Comment pousser les questions sociales en avant, surtout dans une situation de guerre où les gens arrêtent de penser à leurs revendications sociales ? En août, partout, nous avons observé la croissance des mobilisations patriotiques portées par un sentiment national de plus en plus marqué. Les mobilisations antirusses et anti-séparatistes prennent de l’ampleur à l’Ouest, mais les raisons sociales et politiques pour lesquelles les gens sont descendus dans la rue l’année dernière – par exemple, pour lutter contre la corruption – occupent de moins en moins le devant de la scène.
Il y a deux types de syndicats en Ukraine. La Fédération des syndicats vient de la vieille culture soviétique et soutient simplement ce que le gouvernement dit ; elle a vraiment joué un rôle très limité, dans la réforme de la législation du travail. Mais il y a aussi des syndicats indépendants qui se sont formés pendant la perestroika ; ils sont beaucoup plus actifs, en particulier au niveau local, et certains d’entre eux sont extrêmement puissants. Cependant, le leader de ces syndicats indépendants est un politicien très en vue ; il soutient le gouvernement ukrainien, même s’il évite de recourir à toute forme de discours provocateur. Des positions politiques opposées coexistent au sein de cette Fédération syndicale, mais rien qui ressemble à une position neutre contre la guerre.
Quel a été le résultat de la récente conférence de la gauche à Kiev ? Vois-tu une possibilité de construire un parti démocratique unifié de la gauche aujourd’hui en Ukraine ? Quelles forces seraient prêtes à coopérer dans cette perspective ? Comment vois-tu la forme et le fonctionnement d’un tel parti ?

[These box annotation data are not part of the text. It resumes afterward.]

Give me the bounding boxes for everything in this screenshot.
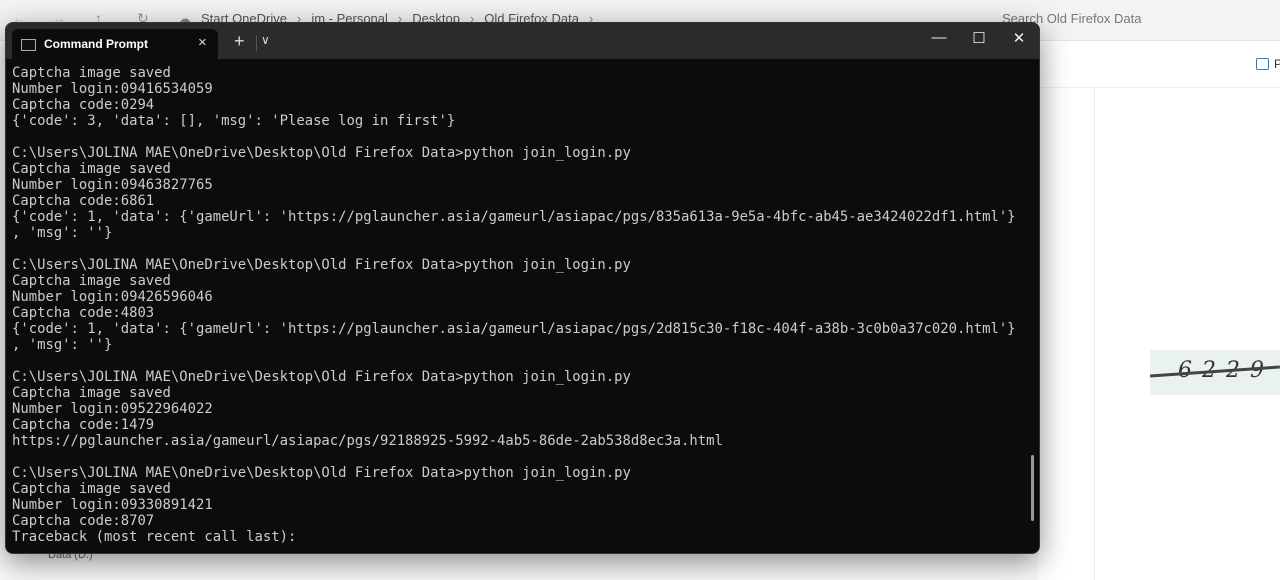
terminal-line: Number login:09330891421 (12, 497, 213, 513)
chevron-down-icon[interactable]: ∨ (261, 33, 270, 47)
terminal-line: Captcha code:6861 (12, 193, 155, 209)
terminal-line: C:\Users\JOLINA MAE\OneDrive\Desktop\Old… (12, 257, 631, 273)
title-bar[interactable]: Command Prompt × + ∨ — ☐ ✕ (6, 23, 1039, 59)
terminal-line: Captcha code:1479 (12, 417, 155, 433)
terminal-icon (21, 39, 36, 51)
close-window-button[interactable]: ✕ (1004, 29, 1034, 47)
terminal-line: Captcha image saved (12, 161, 171, 177)
divider (256, 35, 257, 51)
terminal-line: , 'msg': ''} (12, 225, 113, 241)
terminal-line: Traceback (most recent call last): (12, 529, 297, 545)
terminal-line: Number login:09522964022 (12, 401, 213, 417)
command-prompt-window: Command Prompt × + ∨ — ☐ ✕ Captcha image… (5, 22, 1040, 554)
tab-title: Command Prompt (44, 37, 149, 51)
terminal-output[interactable]: Captcha image saved Number login:09416534… (12, 65, 1016, 545)
explorer-content: P (1038, 41, 1280, 580)
terminal-line: https://pglauncher.asia/gameurl/asiapac/… (12, 433, 723, 449)
captcha-image: 6229 (1150, 350, 1280, 395)
terminal-line: Captcha image saved (12, 385, 171, 401)
terminal-line: {'code': 1, 'data': {'gameUrl': 'https:/… (12, 321, 1016, 337)
preview-pane-icon[interactable] (1256, 58, 1269, 70)
preview-button-label[interactable]: P (1274, 57, 1280, 71)
terminal-line: {'code': 1, 'data': {'gameUrl': 'https:/… (12, 209, 1016, 225)
terminal-line: Number login:09426596046 (12, 289, 213, 305)
terminal-line: C:\Users\JOLINA MAE\OneDrive\Desktop\Old… (12, 145, 631, 161)
terminal-line: C:\Users\JOLINA MAE\OneDrive\Desktop\Old… (12, 369, 631, 385)
terminal-line: Captcha image saved (12, 481, 171, 497)
new-tab-button[interactable]: + (234, 31, 245, 52)
terminal-line: Number login:09416534059 (12, 81, 213, 97)
terminal-line: Captcha code:4803 (12, 305, 155, 321)
terminal-line: , 'msg': ''} (12, 337, 113, 353)
maximize-button[interactable]: ☐ (964, 29, 994, 47)
terminal-line: Captcha code:8707 (12, 513, 155, 529)
scrollbar[interactable] (1031, 455, 1034, 521)
close-tab-icon[interactable]: × (198, 34, 207, 51)
terminal-line: C:\Users\JOLINA MAE\OneDrive\Desktop\Old… (12, 465, 631, 481)
terminal-line: Captcha image saved (12, 273, 171, 289)
terminal-line: Captcha image saved (12, 65, 171, 81)
minimize-button[interactable]: — (924, 29, 954, 46)
terminal-line: Number login:09463827765 (12, 177, 213, 193)
terminal-line: {'code': 3, 'data': [], 'msg': 'Please l… (12, 113, 456, 129)
explorer-toolbar: P (1038, 41, 1280, 88)
terminal-line: Captcha code:0294 (12, 97, 155, 113)
divider (1094, 87, 1095, 580)
tab-command-prompt[interactable]: Command Prompt × (12, 29, 218, 59)
nav-pane: Data (D:) (0, 549, 400, 580)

Nous avons actuellement la possibilité de rapprocher des syndicalistes indépendants, des membres d’ONG et de forces politiques progressistes, tous ensemble sous le parapluie d’un parti démocratique de gauche. C’était le but de notre dernière rencontre de Kiev. Cette conférence a décidé de former un comité d’organisation qui a commencé à travailler sur un document fondateur. Nous avons voulu faire ça de façon démocratique et transparente, mais évidemment, un processus démocratique prend du temps. Nous avons débattu sur notre volonté de faire ensemble de la politique autrement, ce que nous pouvons résumer en quelques points très simples. D’abord, nous ne voulons pas de membres dont les revenus dépassent un certain montant. Ensuite, les finances du parti doivent être un « livre ouvert », où toutes les transactions sont rendues publiques : tout ce que nous recevons ou dépensons doit être connu de tous. Enfin, nos décisions doivent être prises par des assemblées ouvertes, comprenant autant de militant-e-s de base que possible ; il n’appartient pas à la direction de prendre des décisions, c’est pourquoi nous devons développer des procédures internes, y compris sur internet, permettant à tous les membres d’être impliqués. (…)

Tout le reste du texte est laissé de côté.